NTV canlı yayınında Oğuz Haksever'in sorularını yanıtlayan Arınç, şunları söyledi:

BALYOZ DAVASI'NDA BERAAT KARARININ GEREKÇESİ
Bugün de Balyoz'un gerekçeli kararı açıklandı. Delillerin sahte olduğu ifadesi var. Bunun yanı sıra Hanefi Avcı'nın hakkında verilen ceza da bozuldu. Soracağım soru hukuk güvenliği için daha yapılacak işler var mı gerçekten? Son bir tahliye tartışması olmuştu.

5-6 yıldır geçmiş olan önemli bir davaydı. Yüksek rütbeli subaylardan başlayarak devam eden bir davaydı. Adına belge denilen bir takım kağıtlar konuşulduğu zaman bunalrın ciddiyeti üzerine dava açıldı. Mahkumiyet kararları verildi. Yargıtay kararları tasdik etti. AYM bireysel başvurular ve sonunda beraat.

Eğer deliller sahte ise, üretilmiş ise, deliller üzerinde oynanmış ise mahkemenin vereceği başka karar yok. Buna benzer Ergenekon davası var bildiğiniz gibi. Hanefi Avcı için verilen karar, o da 4 küsür yıl yattıktan sonra bir şekilde tahliye edilmişti.

Özellikle son 10 yıl içerisinde bu davalar çok önemlidir. Bir yargılanan kişiler, iki iddialar, üçüncüsü de yargının durumuna bakmamız gerekiyor. Bu kararları veren mahkemeler önceden özel yetkili mahkemeler olarak biliniyordu. ÖYM'lerin yargılama usulleri de çok farklıydı.

MANİSA'DA SON GÜNLERDE BİR ŞEYLER OLUYOR

Manisa’da son günlerde bir şeyler oluyor. STK örgütlerine baskın yapılıyor. İş adamları örgütü var, aktif öğretmen derneğiydi galina, eğitimciler derneğiydi. Giriyorlar dosyalarına bakacaklar ama polisler geliyor güpegündüz. Acaba bunlar ne arıyorlar? Bunlar masum STK’lar. Bunların bir terör evi gibi basılıp deşifre edilmesi, o insanlar için çok hayati önemli. Bugün de ayrıca 5 tane derneğe baskın yapılmış. Bunlar kurban derisi topladı mı, bağış öbür tarafa mı gitti. Bunların yanlış olduğunu düşünüyorum. Bunlar bir hükümete karşı komplo yapılmış olabilir.

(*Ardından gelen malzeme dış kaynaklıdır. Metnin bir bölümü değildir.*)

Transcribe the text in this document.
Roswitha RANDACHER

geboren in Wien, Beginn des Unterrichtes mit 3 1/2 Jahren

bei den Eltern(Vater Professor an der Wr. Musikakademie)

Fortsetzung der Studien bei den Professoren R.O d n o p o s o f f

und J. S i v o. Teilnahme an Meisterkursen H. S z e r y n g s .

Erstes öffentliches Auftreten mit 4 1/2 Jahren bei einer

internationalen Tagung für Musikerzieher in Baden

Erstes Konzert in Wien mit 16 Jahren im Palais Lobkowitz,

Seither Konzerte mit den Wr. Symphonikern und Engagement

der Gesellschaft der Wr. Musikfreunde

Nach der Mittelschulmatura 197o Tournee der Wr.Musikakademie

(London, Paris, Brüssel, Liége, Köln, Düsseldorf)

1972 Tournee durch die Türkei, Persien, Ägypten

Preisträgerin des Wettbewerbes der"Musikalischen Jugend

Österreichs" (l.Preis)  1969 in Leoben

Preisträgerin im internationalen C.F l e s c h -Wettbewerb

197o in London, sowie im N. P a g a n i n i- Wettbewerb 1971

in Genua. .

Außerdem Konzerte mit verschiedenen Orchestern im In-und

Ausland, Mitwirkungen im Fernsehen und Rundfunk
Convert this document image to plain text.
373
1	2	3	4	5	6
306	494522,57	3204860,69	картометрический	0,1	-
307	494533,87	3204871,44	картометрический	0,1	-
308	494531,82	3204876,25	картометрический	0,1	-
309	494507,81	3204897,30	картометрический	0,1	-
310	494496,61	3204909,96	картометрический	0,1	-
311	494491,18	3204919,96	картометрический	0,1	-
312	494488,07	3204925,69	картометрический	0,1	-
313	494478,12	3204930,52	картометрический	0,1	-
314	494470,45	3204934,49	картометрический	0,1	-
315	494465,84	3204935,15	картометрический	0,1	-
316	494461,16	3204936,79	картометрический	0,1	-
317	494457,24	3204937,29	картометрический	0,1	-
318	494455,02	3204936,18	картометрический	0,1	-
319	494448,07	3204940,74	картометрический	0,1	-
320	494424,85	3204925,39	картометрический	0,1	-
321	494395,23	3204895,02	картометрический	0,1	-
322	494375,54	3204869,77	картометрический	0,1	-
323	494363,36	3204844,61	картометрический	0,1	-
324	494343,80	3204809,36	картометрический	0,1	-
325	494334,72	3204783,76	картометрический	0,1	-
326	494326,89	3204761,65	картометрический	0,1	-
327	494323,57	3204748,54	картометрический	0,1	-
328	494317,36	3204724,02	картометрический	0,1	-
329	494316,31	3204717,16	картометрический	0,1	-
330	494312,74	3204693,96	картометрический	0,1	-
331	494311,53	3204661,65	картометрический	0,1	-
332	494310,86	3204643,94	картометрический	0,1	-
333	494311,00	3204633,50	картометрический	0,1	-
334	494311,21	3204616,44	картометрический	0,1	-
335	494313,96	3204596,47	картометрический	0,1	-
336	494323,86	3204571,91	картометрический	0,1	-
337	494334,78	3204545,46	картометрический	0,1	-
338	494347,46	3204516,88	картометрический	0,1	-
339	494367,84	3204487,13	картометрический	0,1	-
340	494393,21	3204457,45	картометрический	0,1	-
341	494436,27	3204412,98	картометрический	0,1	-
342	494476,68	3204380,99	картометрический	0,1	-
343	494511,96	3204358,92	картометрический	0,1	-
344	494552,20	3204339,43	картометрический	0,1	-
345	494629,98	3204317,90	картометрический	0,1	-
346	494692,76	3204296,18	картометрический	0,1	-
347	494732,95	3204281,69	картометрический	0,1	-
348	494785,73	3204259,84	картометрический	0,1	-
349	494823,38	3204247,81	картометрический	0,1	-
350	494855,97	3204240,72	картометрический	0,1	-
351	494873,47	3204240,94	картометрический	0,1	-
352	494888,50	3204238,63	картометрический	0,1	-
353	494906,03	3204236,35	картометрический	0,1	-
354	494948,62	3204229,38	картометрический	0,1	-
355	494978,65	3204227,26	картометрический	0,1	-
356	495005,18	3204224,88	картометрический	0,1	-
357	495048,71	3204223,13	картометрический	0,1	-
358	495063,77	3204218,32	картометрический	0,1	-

BEN ŞİMDİ MANİSA'YA OY VERİN DİYECEĞİM
Ben şimdi Manisa’ya oy verin diyeceğim, dedim de zaten. Bana demezler mi biz seni tanıyoruz, seviyoruz. Ama sen de bizim sevdiğimiz adamları basıyorsun. Örgütçü gibi emniyet müdürü şöyle yapıyor, böyle yapıyor dese ben ne diyeceğim? Ayıptır günahtır. Haklarında yeterli delil bulunmadıkça, makul şüphe bunların ötesine geçmek lazım.

Bunların hepsi mimar, öğretmen, esnaf. Manisa’nın eşrafı hakkında. Makul şüphe var basayım, derileri nereye vermişler. Bütün bunlar bu mücadeleyi de yolundan saptıracak şeylerdir. Emniyet müdürünü çağırıp soramadım ama, akıllı bir mücadele hukuk içinde bir mücadele, yargı kararına bağlanmadıkça herkesi masum sayan bir mücadele yapmamız lazım.